Program notes for My bicycle loves you, the 2011 Sydney Festival production from Legs on the Wall, promote the show as a day in the life of seven characters inhabiting the same apartment building. They also explain that the show features archival footage sourced from the National Film and Sound Archive, rare footage dating to the early twentieth century as used by the Corrick family of vaudeville entertainers.
The footage is fascinating and is a mix of travelogue, chase, and fantasy scenes, with some trick photography and early use of tinted film. It has been beautifully manipulated for the show by video artist Mic Gruchy. Whether projected onto screens—sometimes large, sometimes small—used as shadow play, or mixed with contemporary footage of the artists of Legs on the Wall, it rarely loses its fascination.
But as on so many occasions when footage or projections of some kind are used as an integral part of a theatre performance, especially one where movement is the central mode of expression, the movement becomes a secondary partner. Without an exceptional collaborative aesthetic at work, the visual imagery always dominates. And this is what happened in My bicycle loves you.
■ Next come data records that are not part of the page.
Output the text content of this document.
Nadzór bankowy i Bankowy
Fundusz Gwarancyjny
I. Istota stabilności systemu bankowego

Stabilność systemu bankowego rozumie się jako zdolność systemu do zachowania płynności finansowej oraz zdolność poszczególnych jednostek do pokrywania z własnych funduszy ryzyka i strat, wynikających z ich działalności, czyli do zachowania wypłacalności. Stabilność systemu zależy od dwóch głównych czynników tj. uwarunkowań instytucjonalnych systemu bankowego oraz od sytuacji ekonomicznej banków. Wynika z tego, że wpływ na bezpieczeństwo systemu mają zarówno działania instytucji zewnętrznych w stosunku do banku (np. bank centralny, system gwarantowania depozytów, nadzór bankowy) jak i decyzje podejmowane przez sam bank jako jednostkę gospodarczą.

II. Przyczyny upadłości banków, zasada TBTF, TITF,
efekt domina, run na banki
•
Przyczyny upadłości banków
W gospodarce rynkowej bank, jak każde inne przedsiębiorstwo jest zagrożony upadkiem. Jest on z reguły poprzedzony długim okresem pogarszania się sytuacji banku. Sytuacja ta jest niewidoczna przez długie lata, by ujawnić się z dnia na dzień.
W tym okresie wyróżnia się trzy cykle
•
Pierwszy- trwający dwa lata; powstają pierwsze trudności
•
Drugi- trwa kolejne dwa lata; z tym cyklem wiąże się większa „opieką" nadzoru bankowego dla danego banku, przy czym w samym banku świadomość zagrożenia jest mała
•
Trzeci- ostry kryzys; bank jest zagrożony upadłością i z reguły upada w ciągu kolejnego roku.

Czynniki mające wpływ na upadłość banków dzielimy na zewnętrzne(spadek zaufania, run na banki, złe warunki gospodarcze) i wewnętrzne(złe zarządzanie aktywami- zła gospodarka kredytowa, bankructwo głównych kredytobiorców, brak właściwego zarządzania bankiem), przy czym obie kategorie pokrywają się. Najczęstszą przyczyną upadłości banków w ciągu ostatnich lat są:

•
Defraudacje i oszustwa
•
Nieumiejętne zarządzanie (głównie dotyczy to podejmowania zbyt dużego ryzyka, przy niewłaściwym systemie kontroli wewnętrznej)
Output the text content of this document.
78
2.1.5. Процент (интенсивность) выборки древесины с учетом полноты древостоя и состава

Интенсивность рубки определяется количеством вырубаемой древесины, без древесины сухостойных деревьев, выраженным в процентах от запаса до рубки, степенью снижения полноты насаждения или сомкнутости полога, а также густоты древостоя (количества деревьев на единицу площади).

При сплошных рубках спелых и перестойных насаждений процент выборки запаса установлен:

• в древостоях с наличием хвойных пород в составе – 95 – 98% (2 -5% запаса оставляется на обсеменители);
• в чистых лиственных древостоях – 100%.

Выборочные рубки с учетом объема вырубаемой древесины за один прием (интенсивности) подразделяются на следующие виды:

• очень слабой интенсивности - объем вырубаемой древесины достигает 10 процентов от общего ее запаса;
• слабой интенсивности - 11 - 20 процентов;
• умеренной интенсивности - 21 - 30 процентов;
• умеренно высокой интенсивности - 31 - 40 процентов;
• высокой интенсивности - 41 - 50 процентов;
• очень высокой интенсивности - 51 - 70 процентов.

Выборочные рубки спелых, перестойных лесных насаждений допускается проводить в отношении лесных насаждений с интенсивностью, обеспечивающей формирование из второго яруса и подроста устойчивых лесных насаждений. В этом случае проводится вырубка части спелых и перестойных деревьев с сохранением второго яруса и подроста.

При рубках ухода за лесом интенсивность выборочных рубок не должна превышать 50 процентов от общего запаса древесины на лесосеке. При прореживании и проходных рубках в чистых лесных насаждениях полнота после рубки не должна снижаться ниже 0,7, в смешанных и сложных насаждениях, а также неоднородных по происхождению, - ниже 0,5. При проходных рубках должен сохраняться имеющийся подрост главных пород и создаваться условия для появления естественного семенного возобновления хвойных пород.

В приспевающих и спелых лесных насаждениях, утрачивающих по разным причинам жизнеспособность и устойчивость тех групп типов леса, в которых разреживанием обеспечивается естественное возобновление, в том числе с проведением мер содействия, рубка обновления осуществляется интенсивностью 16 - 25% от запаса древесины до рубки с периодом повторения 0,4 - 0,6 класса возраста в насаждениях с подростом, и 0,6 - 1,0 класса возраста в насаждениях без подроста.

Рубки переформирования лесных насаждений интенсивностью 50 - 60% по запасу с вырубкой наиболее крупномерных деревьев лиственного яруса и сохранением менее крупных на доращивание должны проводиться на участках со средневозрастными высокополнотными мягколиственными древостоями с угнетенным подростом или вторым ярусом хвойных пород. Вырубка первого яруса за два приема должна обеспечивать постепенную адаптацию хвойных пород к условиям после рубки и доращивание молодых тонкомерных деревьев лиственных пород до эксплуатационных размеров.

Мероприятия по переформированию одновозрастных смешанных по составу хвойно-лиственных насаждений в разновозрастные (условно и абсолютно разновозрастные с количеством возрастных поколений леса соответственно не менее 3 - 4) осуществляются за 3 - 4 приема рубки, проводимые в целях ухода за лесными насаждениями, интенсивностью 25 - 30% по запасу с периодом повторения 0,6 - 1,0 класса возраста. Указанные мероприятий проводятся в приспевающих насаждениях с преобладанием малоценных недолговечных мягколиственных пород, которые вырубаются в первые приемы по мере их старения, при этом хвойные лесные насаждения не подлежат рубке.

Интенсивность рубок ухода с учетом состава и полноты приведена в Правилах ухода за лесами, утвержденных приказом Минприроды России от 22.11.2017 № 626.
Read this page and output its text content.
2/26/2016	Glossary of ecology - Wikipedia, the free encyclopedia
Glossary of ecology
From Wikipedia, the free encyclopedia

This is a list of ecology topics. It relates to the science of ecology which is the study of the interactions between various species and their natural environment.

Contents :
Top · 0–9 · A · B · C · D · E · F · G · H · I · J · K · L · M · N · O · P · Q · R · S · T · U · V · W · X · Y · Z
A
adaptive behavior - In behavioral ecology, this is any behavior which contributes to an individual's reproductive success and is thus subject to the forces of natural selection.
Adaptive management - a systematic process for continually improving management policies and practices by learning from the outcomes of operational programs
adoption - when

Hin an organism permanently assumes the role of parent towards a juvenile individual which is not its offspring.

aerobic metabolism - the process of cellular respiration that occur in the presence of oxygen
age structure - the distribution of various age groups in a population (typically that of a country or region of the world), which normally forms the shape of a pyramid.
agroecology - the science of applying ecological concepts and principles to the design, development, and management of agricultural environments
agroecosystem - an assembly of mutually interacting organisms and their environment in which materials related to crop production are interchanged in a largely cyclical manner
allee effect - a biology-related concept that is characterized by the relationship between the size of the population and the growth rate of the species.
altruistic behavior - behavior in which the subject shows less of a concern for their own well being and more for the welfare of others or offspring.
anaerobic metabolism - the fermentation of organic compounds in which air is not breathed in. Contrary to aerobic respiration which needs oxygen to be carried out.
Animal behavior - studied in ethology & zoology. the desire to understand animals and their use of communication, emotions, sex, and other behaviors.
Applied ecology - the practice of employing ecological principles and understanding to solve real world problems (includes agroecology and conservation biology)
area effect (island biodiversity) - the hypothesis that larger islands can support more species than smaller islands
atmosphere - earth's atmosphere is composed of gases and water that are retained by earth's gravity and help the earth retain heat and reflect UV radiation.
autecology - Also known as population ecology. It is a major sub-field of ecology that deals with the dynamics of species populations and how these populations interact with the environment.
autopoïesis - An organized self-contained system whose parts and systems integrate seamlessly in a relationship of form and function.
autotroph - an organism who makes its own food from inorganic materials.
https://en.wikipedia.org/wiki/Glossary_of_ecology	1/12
It was only when the very skilful artists of Legs on the Wall were performing against a static backdrop (which was not often) did they command the attention they deserve.
The eclectic movement style of Legs on the Wall, dubbed ‘physical theatre’, often appears to me to lack focus at the best of times. The mind tends to wander and wonder whether the mixture of circus acrobatics, street dance, stunts and other varieties of dancing and movement, is able to convey a narrative, even a surreal or episodic one. It is worse when something else takes the attention away from the physicality on display. Bouquets, however, to the four musicians in the pit, especially for their five minute or so jam at the end of the show.